Il ‘lavoro ad ogni costo’ apre scenari inimmaginabili. Lo aveva già raccontato Paolo Virzì nel suo film Tutta la vita davantiambientato nel mondo dei call center, ma, come spesso capita, la realtà supera la fantasia (in peggio questa volta). Nel maggio scorso alla Direzione territoriale del lavoro di Rimini sono arrivati 10 ragazzi, la più giovane di 17 anni, il più ‘anziano’ non superava i 22. Erano in gruppo, per farsi coraggio. Perlopiù studenti, italiani. Hanno denunciato la situazione che stavano vivendo sul luogo di lavoro, un call center di Rimini. La titolare li chiudeva a chiave nello stabile. Se riteneva qualcuno particolarmente incapace, non si faceva scrupoli ad offenderlo davanti a tutti o addirittura a licenziarlo seduta stante. I ragazzi, per tre ore al giorno (con contratto a progetto) per 300 euro al mese netti, dovevano cercare di chiudere il maggior numero di contratti possibile con aziende e privati. Contratti di telefonia. Ogni contratto chiuso valeva 5 euro. I più bravi, al ritmo di una telefonata al minuto, arrivavano anche a mille euro al mese. Da contratto, la titolare ‘provava’ i centralinisti per i primi 5 giorni pagandoli 1 euro al giorno, 3 euro, dal sesto al decimo. Il call center è ancora in funzione, nonostante la metà dei dipendenti se ne sia andato. La posizione della titolare è al vaglio della Direzione Territoriale del lavoro.

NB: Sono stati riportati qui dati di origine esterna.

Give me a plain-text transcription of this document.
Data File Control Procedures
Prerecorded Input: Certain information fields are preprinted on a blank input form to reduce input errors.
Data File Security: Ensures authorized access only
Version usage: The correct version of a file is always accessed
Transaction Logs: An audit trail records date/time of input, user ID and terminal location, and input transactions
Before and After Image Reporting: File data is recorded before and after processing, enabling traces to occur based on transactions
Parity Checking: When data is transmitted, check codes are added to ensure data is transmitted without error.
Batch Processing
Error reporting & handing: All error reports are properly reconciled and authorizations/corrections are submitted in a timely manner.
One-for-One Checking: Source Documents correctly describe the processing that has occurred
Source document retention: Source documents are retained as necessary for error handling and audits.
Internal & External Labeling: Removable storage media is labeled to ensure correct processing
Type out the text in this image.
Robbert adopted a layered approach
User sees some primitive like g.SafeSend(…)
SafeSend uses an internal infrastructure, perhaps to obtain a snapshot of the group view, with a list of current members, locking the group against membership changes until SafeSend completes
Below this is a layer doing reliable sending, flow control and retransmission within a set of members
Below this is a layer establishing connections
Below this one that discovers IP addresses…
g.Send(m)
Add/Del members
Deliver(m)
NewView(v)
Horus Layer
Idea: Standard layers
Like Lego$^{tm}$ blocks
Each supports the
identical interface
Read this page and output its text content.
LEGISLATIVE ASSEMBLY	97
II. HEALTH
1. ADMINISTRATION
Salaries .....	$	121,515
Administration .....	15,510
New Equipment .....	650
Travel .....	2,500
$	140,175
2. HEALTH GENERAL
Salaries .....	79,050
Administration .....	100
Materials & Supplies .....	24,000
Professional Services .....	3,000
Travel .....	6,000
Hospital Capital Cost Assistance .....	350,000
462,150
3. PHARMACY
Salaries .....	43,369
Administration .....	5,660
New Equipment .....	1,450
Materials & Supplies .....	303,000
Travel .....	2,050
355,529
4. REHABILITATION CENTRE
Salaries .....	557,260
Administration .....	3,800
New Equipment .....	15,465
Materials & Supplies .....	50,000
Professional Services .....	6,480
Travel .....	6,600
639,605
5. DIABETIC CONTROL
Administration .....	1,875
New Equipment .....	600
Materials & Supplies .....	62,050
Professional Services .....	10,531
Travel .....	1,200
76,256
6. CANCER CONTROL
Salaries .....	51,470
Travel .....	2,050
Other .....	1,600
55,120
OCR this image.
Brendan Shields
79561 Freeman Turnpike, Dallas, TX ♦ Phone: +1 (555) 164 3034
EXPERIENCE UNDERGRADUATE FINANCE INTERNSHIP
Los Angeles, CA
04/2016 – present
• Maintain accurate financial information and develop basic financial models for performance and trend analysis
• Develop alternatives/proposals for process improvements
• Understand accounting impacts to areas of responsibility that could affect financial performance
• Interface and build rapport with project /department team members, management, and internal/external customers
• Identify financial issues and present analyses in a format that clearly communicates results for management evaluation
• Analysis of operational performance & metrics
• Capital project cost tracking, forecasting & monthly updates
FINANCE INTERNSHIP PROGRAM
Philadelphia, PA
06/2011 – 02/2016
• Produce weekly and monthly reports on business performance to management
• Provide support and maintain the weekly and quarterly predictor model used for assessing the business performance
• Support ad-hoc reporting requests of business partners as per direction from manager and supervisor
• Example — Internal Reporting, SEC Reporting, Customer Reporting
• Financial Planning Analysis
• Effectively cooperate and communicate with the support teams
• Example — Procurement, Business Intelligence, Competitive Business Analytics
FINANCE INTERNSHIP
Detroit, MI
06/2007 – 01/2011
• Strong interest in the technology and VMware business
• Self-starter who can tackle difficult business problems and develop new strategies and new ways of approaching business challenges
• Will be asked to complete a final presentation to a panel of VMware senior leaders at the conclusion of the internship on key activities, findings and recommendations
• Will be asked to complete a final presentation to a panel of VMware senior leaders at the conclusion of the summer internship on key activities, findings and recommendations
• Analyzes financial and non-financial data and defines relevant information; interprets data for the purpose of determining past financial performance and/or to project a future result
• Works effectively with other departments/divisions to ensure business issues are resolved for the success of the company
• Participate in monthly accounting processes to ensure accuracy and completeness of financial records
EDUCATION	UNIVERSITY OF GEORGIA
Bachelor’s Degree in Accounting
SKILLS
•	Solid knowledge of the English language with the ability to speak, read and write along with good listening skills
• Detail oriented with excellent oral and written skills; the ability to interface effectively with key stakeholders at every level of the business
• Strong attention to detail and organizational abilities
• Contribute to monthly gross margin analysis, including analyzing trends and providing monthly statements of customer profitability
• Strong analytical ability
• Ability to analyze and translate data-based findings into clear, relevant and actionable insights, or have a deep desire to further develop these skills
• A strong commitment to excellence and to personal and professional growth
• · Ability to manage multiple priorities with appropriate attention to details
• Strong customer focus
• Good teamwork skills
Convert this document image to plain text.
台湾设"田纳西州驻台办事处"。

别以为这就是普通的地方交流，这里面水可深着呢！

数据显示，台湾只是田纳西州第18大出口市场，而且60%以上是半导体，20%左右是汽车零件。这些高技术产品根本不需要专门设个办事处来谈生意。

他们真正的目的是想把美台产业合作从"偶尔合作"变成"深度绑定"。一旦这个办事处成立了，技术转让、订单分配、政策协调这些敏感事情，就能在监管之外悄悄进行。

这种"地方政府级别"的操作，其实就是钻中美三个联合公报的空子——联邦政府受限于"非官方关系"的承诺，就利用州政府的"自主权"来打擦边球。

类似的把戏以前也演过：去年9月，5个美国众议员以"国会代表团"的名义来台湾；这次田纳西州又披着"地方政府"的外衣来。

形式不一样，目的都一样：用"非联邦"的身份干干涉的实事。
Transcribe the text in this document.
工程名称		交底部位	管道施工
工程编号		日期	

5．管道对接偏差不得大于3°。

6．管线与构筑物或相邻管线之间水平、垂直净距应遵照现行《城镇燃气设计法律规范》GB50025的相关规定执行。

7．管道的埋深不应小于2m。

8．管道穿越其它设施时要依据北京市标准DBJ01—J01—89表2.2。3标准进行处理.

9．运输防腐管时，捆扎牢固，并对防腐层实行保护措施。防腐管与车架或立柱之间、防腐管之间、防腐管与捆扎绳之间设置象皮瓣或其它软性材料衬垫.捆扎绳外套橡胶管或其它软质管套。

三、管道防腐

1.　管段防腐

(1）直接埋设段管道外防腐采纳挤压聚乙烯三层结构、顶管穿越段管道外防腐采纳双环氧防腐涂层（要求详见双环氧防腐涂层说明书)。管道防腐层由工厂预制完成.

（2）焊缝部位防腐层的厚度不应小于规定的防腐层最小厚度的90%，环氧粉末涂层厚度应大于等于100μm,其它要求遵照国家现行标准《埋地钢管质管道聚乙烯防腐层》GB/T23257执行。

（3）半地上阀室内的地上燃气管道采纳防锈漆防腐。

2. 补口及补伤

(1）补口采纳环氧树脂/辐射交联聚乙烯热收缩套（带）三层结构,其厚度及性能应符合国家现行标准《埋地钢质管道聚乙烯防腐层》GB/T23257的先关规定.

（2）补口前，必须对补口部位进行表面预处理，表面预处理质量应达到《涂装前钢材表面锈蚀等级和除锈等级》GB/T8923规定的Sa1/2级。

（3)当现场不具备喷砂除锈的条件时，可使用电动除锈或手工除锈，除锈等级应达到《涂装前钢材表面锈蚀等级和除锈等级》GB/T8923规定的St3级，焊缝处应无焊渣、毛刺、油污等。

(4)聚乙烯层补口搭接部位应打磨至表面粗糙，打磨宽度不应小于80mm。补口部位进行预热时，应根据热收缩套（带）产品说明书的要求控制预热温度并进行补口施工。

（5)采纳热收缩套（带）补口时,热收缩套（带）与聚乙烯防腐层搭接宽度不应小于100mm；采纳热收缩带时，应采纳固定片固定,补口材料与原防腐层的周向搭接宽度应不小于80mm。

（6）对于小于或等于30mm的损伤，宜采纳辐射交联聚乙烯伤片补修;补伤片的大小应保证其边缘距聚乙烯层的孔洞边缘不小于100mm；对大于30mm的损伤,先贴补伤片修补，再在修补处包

Al di là di questi casi limite, le storie non mancano. Luca, magazziniere part-time di giorno, pony express la sera per una pizzeria, senza contratto. Maura con il suo stipendio da maestra di sostegno non supera le prime due settimane e così, come dice lei, “aiuta qualche famiglia con i servizi di casa”. Ma c’è anche Lidia, sposata, due figli, il marito in cassaintegrazione, all’occorrenza onicotecnica (si occupa di unghie) e parrucchiera a domicilio per le amiche, che passano parola. Ci sono tante storie, diverse, legate insieme dalla necessità di arrivare a fine mese. Tra la voglia (sacrosanta) di far valere i propri diritti e la necessità (ancora più sacrosanta) di mantenere una famiglia, magari con i figli piccoli, vince la seconda. Oggi bisogna scegliere. Perché il lavoro non c’è, e se c’è, è nero. Quei soldi, pochi maledetti e subito che stanno diventando una via obbligata per tanti. Troppi.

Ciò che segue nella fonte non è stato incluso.